Sobre isto, diz Calvino:
Não pensemos, entretanto, que o homem peca como que impelido por uma necessidade incontrolável; pois peca com o consentimento de sua própria vontade continuamente e segundo sua inclinação. Mas, visto que, por causa da corrupção de seu coração, odeia profundamente a justiça de Deus; e, por outro lado, atrai para si toda sorte de maldade, por isso afirmamos que não tem o livre poder de eleger o bem ou o mal – que é o que chamamos livre-arbítrio.[19]

Campos diz também o mesmo:
Originalmente, antes da queda, o homem teve tanto o livre arbítrio como a livre agência. Depois da queda o homem ficou somente com a livre agência, pois perdeu tanto o desejo quanto a capacidade de fazer o bem, isto é, o poder de agir contrariamente à sua natureza.[20]
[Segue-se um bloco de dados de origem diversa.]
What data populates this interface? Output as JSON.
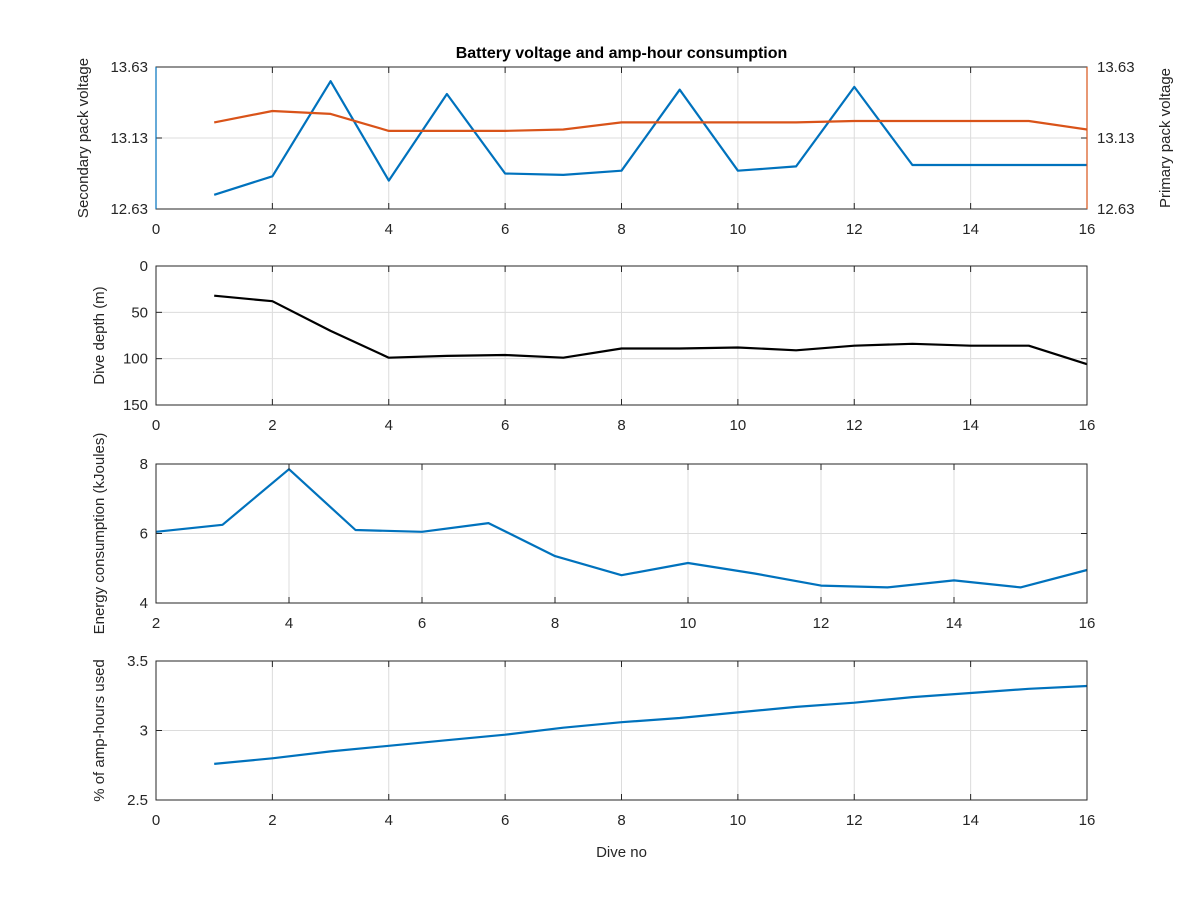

Assim, é o homem quem escolhe continuar no pecado, contudo, não tem capacidade, por causa do seu próprio pecado e maldade, para escolher coisa diferente a não ser que suas inclinações e vontade sejam transformadas por Deus, recebendo habilidade para escolher o que é bom e reto. Por isso o homem é sempre responsabilizado por seus atos, pois, sempre escolhe o que lhe agrada.
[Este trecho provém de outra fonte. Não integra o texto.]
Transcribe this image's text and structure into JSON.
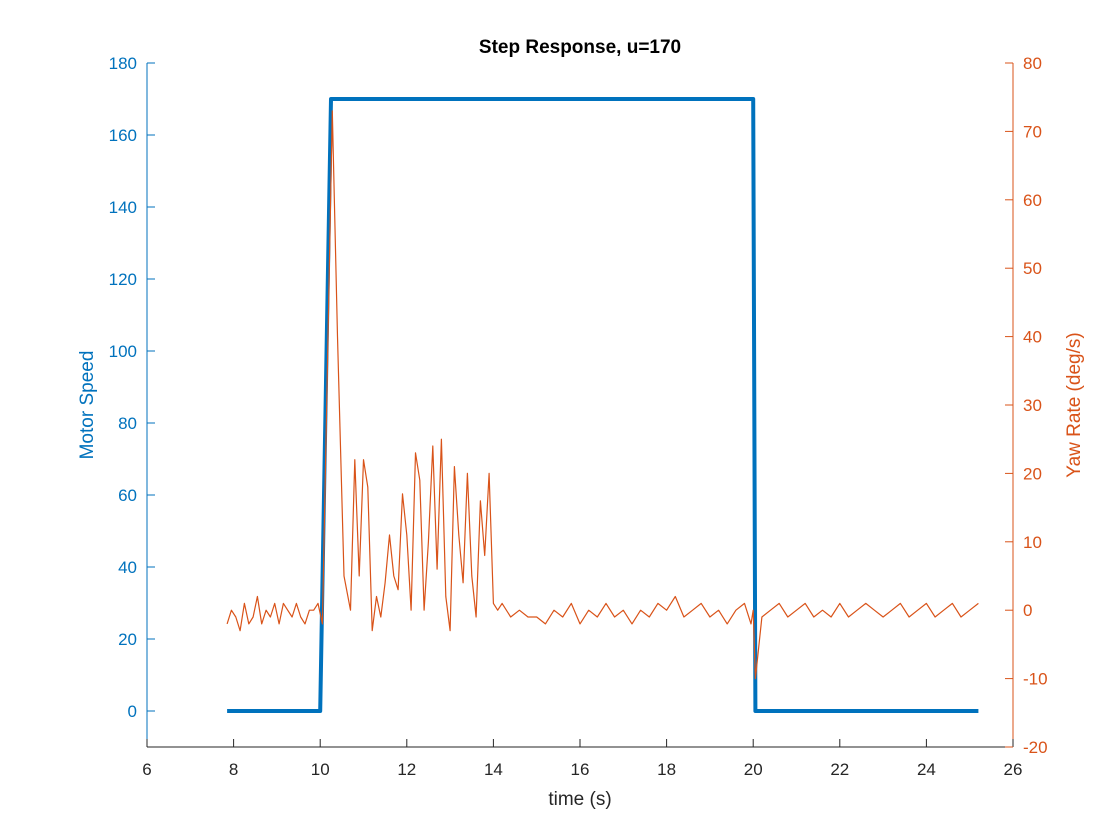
{
  "chart_data": {
    "type": "line",
    "title": "Step Response, u=170",
    "xlabel": "time (s)",
    "ylabel_left": "Motor Speed",
    "ylabel_right": "Yaw Rate (deg/s)",
    "xlim": [
      6,
      26
    ],
    "ylim_left": [
      -10,
      180
    ],
    "ylim_right": [
      -20,
      80
    ],
    "x_ticks": [
      6,
      8,
      10,
      12,
      14,
      16,
      18,
      20,
      22,
      24,
      26
    ],
    "y_left_ticks": [
      0,
      20,
      40,
      60,
      80,
      100,
      120,
      140,
      160,
      180
    ],
    "y_right_ticks": [
      -20,
      -10,
      0,
      10,
      20,
      30,
      40,
      50,
      60,
      70,
      80
    ],
    "grid": false,
    "colors": {
      "left": "#0072BD",
      "right": "#D95319",
      "axis": "#262626"
    },
    "series": [
      {
        "axis": "left",
        "x": [
          7.85,
          10.0,
          10.25,
          20.0,
          20.05,
          25.2
        ],
        "y": [
          0,
          0,
          170,
          170,
          0,
          0
        ]
      },
      {
        "axis": "right",
        "x": [
          7.85,
          7.95,
          8.05,
          8.15,
          8.25,
          8.35,
          8.45,
          8.55,
          8.65,
          8.75,
          8.85,
          8.95,
          9.05,
          9.15,
          9.25,
          9.35,
          9.45,
          9.55,
          9.65,
          9.75,
          9.85,
          9.95,
          10.05,
          10.15,
          10.28,
          10.4,
          10.55,
          10.7,
          10.8,
          10.9,
          11.0,
          11.1,
          11.2,
          11.3,
          11.4,
          11.5,
          11.6,
          11.7,
          11.8,
          11.9,
          12.0,
          12.1,
          12.2,
          12.3,
          12.4,
          12.5,
          12.6,
          12.7,
          12.8,
          12.9,
          13.0,
          13.1,
          13.2,
          13.3,
          13.4,
          13.5,
          13.6,
          13.7,
          13.8,
          13.9,
          14.0,
          14.1,
          14.2,
          14.4,
          14.6,
          14.8,
          15.0,
          15.2,
          15.4,
          15.6,
          15.8,
          16.0,
          16.2,
          16.4,
          16.6,
          16.8,
          17.0,
          17.2,
          17.4,
          17.6,
          17.8,
          18.0,
          18.2,
          18.4,
          18.6,
          18.8,
          19.0,
          19.2,
          19.4,
          19.6,
          19.8,
          19.95,
          20.0,
          20.05,
          20.2,
          20.4,
          20.6,
          20.8,
          21.0,
          21.2,
          21.4,
          21.6,
          21.8,
          22.0,
          22.2,
          22.4,
          22.6,
          22.8,
          23.0,
          23.2,
          23.4,
          23.6,
          23.8,
          24.0,
          24.2,
          24.4,
          24.6,
          24.8,
          25.0,
          25.2
        ],
        "y": [
          -2,
          0,
          -1,
          -3,
          1,
          -2,
          -1,
          2,
          -2,
          0,
          -1,
          1,
          -2,
          1,
          0,
          -1,
          1,
          -1,
          -2,
          0,
          0,
          1,
          -2,
          30,
          73,
          40,
          5,
          0,
          22,
          5,
          22,
          18,
          -3,
          2,
          -1,
          4,
          11,
          5,
          3,
          17,
          11,
          0,
          23,
          19,
          0,
          10,
          24,
          6,
          25,
          2,
          -3,
          21,
          11,
          4,
          20,
          5,
          -1,
          16,
          8,
          20,
          1,
          0,
          1,
          -1,
          0,
          -1,
          -1,
          -2,
          0,
          -1,
          1,
          -2,
          0,
          -1,
          1,
          -1,
          0,
          -2,
          0,
          -1,
          1,
          0,
          2,
          -1,
          0,
          1,
          -1,
          0,
          -2,
          0,
          1,
          -2,
          0,
          -10,
          -1,
          0,
          1,
          -1,
          0,
          1,
          -1,
          0,
          -1,
          1,
          -1,
          0,
          1,
          0,
          -1,
          0,
          1,
          -1,
          0,
          1,
          -1,
          0,
          1,
          -1,
          0,
          1
        ]
      }
    ]
  }
}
4. Na Redenção do Homem: O que acontece ao livre-arbítrio?
Quando Deus em sua livre graça, resolvendo salvar o homem, age em seu coração e pela ação do Espirito lhe implanta vida, o que acontece é que o homem recebe habilidade para escolher o que é reto e bom. A Bíblia descreve este ato, como o da libertação de um escravo, dando-lhe liberdade para escolher o que é agradável a Deus, contudo, muito embora liberto, pode ainda inclinar-se para o pecado. O homem passa a desejar o que é bom. Isto não significa que não deseje o pecado, pois, ainda permanece nele a imperfeição.
Sobre isto diz a CFW:
Quando Deus converte um pecador e o transfere para o estado de graça, ele o liberta da sua natural escravidão ao pecado e, somente pela sua graça, o habilita a querer e fazer com toda a liberdade o que é espiritualmente bom, mas isso de tal modo que, por causa da corrupção, ainda nele existente, o pecador não faz o bem perfeitamente, nem deseja somente o que é bom, mas também o que é mau. Ref. Col.1: 13; João 8:34, 36; Fil. 2:13; Rom. 6:18, 22; Gal.5:17; Rom. 7:15, 21-23; I João 1:8, 10.[21]
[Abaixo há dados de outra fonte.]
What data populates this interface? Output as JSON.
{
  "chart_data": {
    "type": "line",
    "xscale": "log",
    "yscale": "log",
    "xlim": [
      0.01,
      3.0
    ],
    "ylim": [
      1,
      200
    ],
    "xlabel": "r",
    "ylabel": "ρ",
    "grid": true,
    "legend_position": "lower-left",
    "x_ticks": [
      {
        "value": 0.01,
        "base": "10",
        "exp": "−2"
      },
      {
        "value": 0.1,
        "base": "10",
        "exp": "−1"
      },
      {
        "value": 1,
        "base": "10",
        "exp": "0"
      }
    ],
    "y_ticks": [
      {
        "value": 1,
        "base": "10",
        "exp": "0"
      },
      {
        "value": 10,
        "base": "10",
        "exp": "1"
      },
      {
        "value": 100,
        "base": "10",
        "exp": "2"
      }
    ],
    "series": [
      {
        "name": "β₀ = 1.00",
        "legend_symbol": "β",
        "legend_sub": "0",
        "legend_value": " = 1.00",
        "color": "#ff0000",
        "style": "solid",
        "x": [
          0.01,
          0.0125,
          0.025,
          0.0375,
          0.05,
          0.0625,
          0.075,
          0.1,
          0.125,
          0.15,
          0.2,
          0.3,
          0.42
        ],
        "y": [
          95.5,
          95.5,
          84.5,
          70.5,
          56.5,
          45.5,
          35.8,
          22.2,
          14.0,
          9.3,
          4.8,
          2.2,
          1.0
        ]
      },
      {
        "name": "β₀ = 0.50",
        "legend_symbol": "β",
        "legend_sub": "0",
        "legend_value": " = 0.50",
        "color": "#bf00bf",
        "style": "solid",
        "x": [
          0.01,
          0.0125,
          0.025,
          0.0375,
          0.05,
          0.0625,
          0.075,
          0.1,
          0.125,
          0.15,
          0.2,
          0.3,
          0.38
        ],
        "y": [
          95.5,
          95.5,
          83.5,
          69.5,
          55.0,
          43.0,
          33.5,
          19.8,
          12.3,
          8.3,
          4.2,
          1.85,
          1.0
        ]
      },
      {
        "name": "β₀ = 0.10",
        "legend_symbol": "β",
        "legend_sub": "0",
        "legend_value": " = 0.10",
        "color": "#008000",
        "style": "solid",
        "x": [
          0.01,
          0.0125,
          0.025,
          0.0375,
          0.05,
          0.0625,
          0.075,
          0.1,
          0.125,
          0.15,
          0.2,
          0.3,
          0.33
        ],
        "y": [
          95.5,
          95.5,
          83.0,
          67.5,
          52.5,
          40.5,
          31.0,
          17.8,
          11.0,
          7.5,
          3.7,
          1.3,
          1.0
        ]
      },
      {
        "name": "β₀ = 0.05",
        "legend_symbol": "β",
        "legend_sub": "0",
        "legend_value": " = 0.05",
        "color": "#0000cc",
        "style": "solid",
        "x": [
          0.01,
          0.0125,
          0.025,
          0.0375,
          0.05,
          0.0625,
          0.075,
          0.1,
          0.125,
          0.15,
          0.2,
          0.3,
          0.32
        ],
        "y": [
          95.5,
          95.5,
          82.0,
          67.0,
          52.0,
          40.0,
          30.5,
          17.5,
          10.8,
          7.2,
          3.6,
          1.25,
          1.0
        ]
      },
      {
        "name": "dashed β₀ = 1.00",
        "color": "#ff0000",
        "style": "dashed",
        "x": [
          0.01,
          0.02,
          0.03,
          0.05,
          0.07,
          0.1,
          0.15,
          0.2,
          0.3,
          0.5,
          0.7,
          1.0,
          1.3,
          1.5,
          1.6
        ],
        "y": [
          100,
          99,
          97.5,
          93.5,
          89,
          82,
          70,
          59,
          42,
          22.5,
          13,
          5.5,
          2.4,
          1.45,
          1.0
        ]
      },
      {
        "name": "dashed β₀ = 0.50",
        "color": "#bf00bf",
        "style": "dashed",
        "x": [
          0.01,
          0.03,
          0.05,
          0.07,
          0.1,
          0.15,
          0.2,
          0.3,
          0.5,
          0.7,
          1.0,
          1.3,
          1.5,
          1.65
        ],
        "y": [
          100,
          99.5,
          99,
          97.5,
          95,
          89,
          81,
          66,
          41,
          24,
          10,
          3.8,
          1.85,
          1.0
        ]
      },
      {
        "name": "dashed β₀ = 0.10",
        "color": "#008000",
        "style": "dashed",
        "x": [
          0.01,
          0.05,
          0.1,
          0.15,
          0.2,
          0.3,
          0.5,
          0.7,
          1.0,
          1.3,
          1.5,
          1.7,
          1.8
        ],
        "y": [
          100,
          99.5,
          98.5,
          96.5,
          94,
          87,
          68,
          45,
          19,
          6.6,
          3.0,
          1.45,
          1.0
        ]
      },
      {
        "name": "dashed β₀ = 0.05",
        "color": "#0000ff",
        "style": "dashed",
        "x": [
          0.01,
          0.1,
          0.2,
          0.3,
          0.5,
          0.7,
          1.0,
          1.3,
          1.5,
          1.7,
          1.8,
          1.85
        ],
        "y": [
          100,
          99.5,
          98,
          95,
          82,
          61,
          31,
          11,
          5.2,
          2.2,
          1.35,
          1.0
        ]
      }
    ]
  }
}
Estaria o homem regenerado na mesma condição de Adão antes da queda, ou seja, teria ele agora novamente o livre-arbítrio? Não, pois, não voltamos a ser como era Adão. Ele era perfeitamente reto, santo, e podia escolher algo que fosse contrário ao que era a sua natureza. O homem regenerado recebe liberdade para escolher o que é bom, contudo, não tem o livre arbítrio, pois não escolhe algo contrário ao que ele é. Ou seja, quando escolhe o que é bom, faz isso de acordo com a sua nova natureza criada em Cristo e quando escolhe pecar, faz isso, conforme a sua natureza carnal. Esta é a luta que reside dentro do homem restaurado. Ele não pode dar lugar ao velho homem (Ef 4.17-24; Cl 3.1-11).
 É importante ressaltar que, sendo regenerado o homem recebe habilidade, que antes não tinha, para escolher a Deus. Conforme Agostinho, o homem recebe a capacidade de não pecar (posse non peccare).[22] Por isso, e somente assim, pode atender ao convite do Evangelho para a sua salvação. O homem na regeneração continua a exercer a sua “livre agência”.
Vejam como a CFW, fala da condição que o homem tem para fazer escolhas espirituais, como um ser ativo:
Todos aqueles que Deus predestinou para a vida, e só esses, é ele servido, no tempo por ele determinado e aceito, chamar eficazmente pela sua palavra e pelo seu Espírito, tirando-os por Jesus Cristo daquele estado de pecado e morte em que estão por natureza, e transpondo-os para a graça e salvação. Isto ele o faz, iluminando os seus entendimentos espiritualmente a fim de compreenderem as coisas de Deus para a salvação, tirando-lhes os seus corações de pedra e dando lhes corações de carne, renovando as suas vontades e determinando-as pela sua onipotência para aquilo que é bom e atraindo-os eficazmente a Jesus Cristo, mas de maneira que eles vêm mui livremente, sendo para isso dispostos pela sua graça. Ref. João 15:16; At. 13:48; Rom. 8:28-30 e 11:7; Ef. 1:5,10; I Tess. 5:9; 11 Tess. 2:13-14; IICor.3:3,6; Tiago 1:18; I Cor. 2:12; Rom. 5:2; II Tim. 1:9-10; At. 26:18; I Cor. 2:10, 12: Ef. 1:17-18; II Cor. 4:6; Ezeq. 36:26, e 11:19; Deut. 30:6; João 3:5; Gal. 6:15; Tito 3:5; I Ped. 1:23; João 6:44-45; Sal. 90;3; João 9:3; João6:37; Mat. 11:28; Apoc. 22:17.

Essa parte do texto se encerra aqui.